Ostertöne 2010 2.-5. April 2010 „…Luft von anderem Planeten …“ Die Elbphilharmonie-Konzerte 2009/2010.

„Ich fühle Luft von anderem Planeten“ heißt es in Stefan Georges Gedicht, das Schönberg in seinem zweiten Streichquartett vertont hat, – demgemäß sich langsam entfernend von der tonalen Harmonik, von ihren „irdischen Fesseln“ frei. Im 20. Jahrhundert jagen sich musikalische Innovation und Revolutionen. Noch ist damit kein Ende, so sehr die Entwicklungen durch Darmstadt und Donaueschingen ausgereizt zu sein schienen.

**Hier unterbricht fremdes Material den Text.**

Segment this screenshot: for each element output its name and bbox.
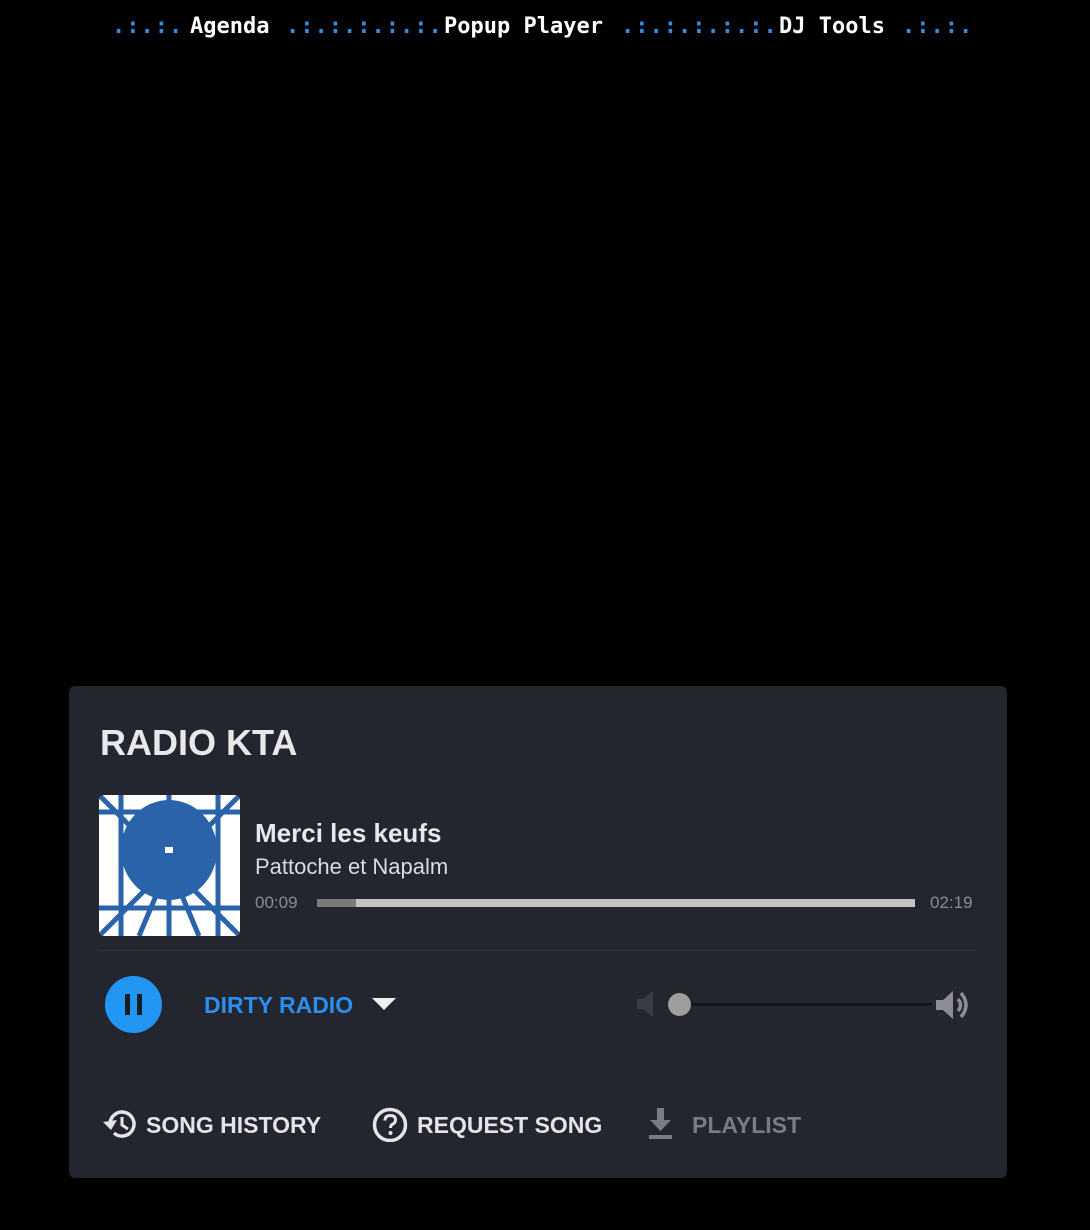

Zu den >>>> Hamburger „Ostertönen“ hatte der Komponist Marc Andre die Möglichkeit, noch weitere interessante Erweiterungen moderner Ausdrucksmittel zu zeigen. „… zu …“, „…als…“ .auf…“ betitelt er seine Kompositionen, die alles Klang- und Geräuschpotential eines großen Orchesterapparates nutzen, darin eingebunden eine Elektronik, die einen Dialog mit den Orchesterinstrumenten direkt aufnimmt: Andres „… das O …“ für vier Stimmen, Kammermusikensemble und Live-Elektronik, das nach Ingmar Bergmanns „Das siebente Siegel“ komponiert worden ist, eroberte im Auftaktkonzert das Publikum im Sturm. Zwischen Brahms’ op. 74,1 für gemischten Chor a cappella, seiner Rhapsodie für Altstimme, Männerchor und Orchester op. 53 (solistisch mit in allen Nuancen gewohnt sicher modulierender Stimmführung und tief durchdachter Interpretation des Textes: Waltraud Meier), sowie nach dem „Schicksalslied“ war die Neugier auf das abschließende „…auf…“ sehr groß – ein Triptychon für Orchestergruppen und Live-Elektronik, dessen drei Teile auch separat aufführbar sind. Christian Tetzlaff spannte vermittels des Brahms’schen Violinkonzerts abermals den Bogen zur Avantgarde. Nun mögen manche für die „Ostertöne“ behaupteten Bezüge konstruiert erscheinen, zumindest hat Brahms mit Marc Andre gemein, dass beide keine Note dem Zufall überlassen, die nur ein Fremder Inspiration nennen würde: Zu komponieren bestehe aus 90 % Arbeit, und 10 % „Inspiration“.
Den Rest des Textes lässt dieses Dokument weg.